The trick for the party is to integrate campaigning and policy development better. We don’t need detailed policy to convey our principles. So long as the latter remains firmly under the control of the party, we should be less afraid at opening up our development of the former. I lobbied, and failed, to convince the party that the Meeting the Challenge exercise ought to borrow heavily from Labour’s experiences with the Big Conversation. Despite our much-vaunted democratic constitution, Lib Dem local parties generally take less of an active role in policy development than their Labour or Conservative counterparts (plug). I wanted to see us using the exercise to get local parties feeding into a national consultation via their focus leaflets and surveys. It could have been a fantastic opportunity for us to communicate our core values, while at the same time opening the door for people to join. We will have similar opportunities in the future and should take them. But such a system needs the membership, campaigns and policy departments working in unison. They require the Parliamentary Party to commit to going around the country encouraging it. We already have the core infrastructure for such an initiative, but it needs leadership to make it happen.

If Nick, or Ming for that matter, have better ideas, let’s see them. Using the excuse that nasty people like me might criticise them on our largely unread blogs is simply not good enough. My suspicion is that it is not me, or even the dreaded Federal Conference Committee that are preventing the party from the sort of radical rebranding exercise that it needs, but a lack of self-confidence which is stifling imagination.

4 comments

  1. There’s a lot in here but can I comment specifically on the points about conference?

    I completely agree that conference could usefully spend a bit less time debating policy, and a bit more time doing other things – and I have very actively argued this in a variety of places, including regularly at Federal Conference Committee, usually with papers to back it up and propose alternatives. I think it’s fair to say that not everyone on FCC agrees with me but people are certainly open to discussing it – and we have also had quite a bit of success.

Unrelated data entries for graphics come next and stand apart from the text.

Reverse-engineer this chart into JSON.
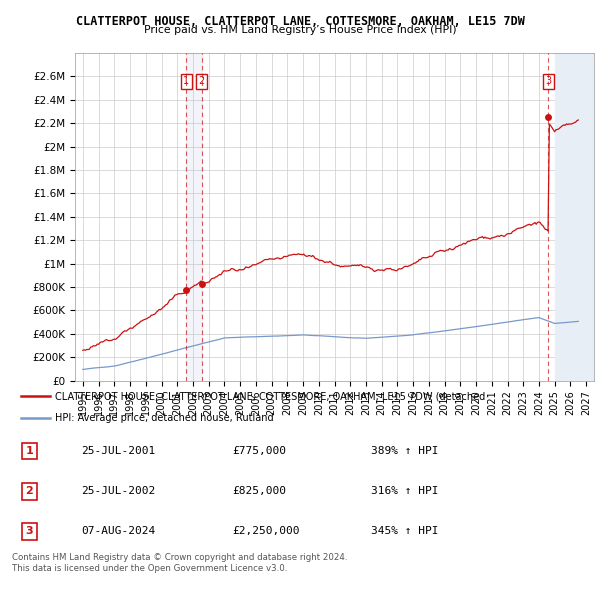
{
  "title": "CLATTERPOT HOUSE, CLATTERPOT LANE, COTTESMORE, OAKHAM, LE15 7DW",
  "subtitle": "Price paid vs. HM Land Registry’s House Price Index (HPI)",
  "hpi_color": "#7799cc",
  "price_color": "#cc1111",
  "annotation_color": "#cc1111",
  "background_color": "#ffffff",
  "grid_color": "#cccccc",
  "ylim": [
    0,
    2800000
  ],
  "yticks": [
    0,
    200000,
    400000,
    600000,
    800000,
    1000000,
    1200000,
    1400000,
    1600000,
    1800000,
    2000000,
    2200000,
    2400000,
    2600000
  ],
  "ytick_labels": [
    "£0",
    "£200K",
    "£400K",
    "£600K",
    "£800K",
    "£1M",
    "£1.2M",
    "£1.4M",
    "£1.6M",
    "£1.8M",
    "£2M",
    "£2.2M",
    "£2.4M",
    "£2.6M"
  ],
  "xlim_start": 1994.5,
  "xlim_end": 2027.5,
  "xticks": [
    1995,
    1996,
    1997,
    1998,
    1999,
    2000,
    2001,
    2002,
    2003,
    2004,
    2005,
    2006,
    2007,
    2008,
    2009,
    2010,
    2011,
    2012,
    2013,
    2014,
    2015,
    2016,
    2017,
    2018,
    2019,
    2020,
    2021,
    2022,
    2023,
    2024,
    2025,
    2026,
    2027
  ],
  "purchases": [
    {
      "year": 2001.56,
      "price": 775000,
      "label": "1"
    },
    {
      "year": 2002.56,
      "price": 825000,
      "label": "2"
    },
    {
      "year": 2024.6,
      "price": 2250000,
      "label": "3"
    }
  ],
  "legend_label_red": "CLATTERPOT HOUSE, CLATTERPOT LANE, COTTESMORE, OAKHAM, LE15 7DW (detached",
  "legend_label_blue": "HPI: Average price, detached house, Rutland",
  "table_rows": [
    {
      "num": "1",
      "date": "25-JUL-2001",
      "price": "£775,000",
      "change": "389% ↑ HPI"
    },
    {
      "num": "2",
      "date": "25-JUL-2002",
      "price": "£825,000",
      "change": "316% ↑ HPI"
    },
    {
      "num": "3",
      "date": "07-AUG-2024",
      "price": "£2,250,000",
      "change": "345% ↑ HPI"
    }
  ],
  "footer": "Contains HM Land Registry data © Crown copyright and database right 2024.\nThis data is licensed under the Open Government Licence v3.0."
}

The ‘urgent issue’ discussions and Parliamentary team/Council group presentations are both things that have happened as a direct result – also the regularisation of Q&As on portfolio areas, and events with the leaders, though I can’t claim such direct responsibility for them. Together these have all made quite a change in the balance of use of conference time. And we are discussing one or two other ideas for this autumn’s conference. I have always argued that just because only conference can make policy, it doesn’t mean that the only thing that conference can do, is make policy.

    Ironically one of the arguments put against these moves is that it is important to preserve the right of local parties to put forward motions on controversial and important topics – and I certainly agree with that – but the debates we have on them are mostly the exact opposite of controversial – one of the problems is that nobody ever really argues against them!

    You are absolutely right to highlight that one of the things we need is people coming up with actual proposals for alternatives – if people would like to conference to be different, please come forward with actual suggestions for how it should be. And in fact this brings us back to the policy/presentation/narrative point too – James and I are two of a very small number indeed of people who did actually put forward candidates for narratives as part of Meeting the Challenge last year. Only when more people do that and we have some discussion, I suspect, will we move from saying we need all these things, to actually having them!

  2. Just to return the love-in, I very much agree with a lot of Jeremy’s proposals for reforming conference, which he published a few years ago and lead to some change (although we have much, much further to go).

    Regarding uncontroversial motions at conference, perhaps FCC would contemplate a postal ballot of all motions put on the preliminary ballot? Any motion which, in its unamended form, got a (say) two-thirds majority vote could be deemed to be passed without the need for a debate.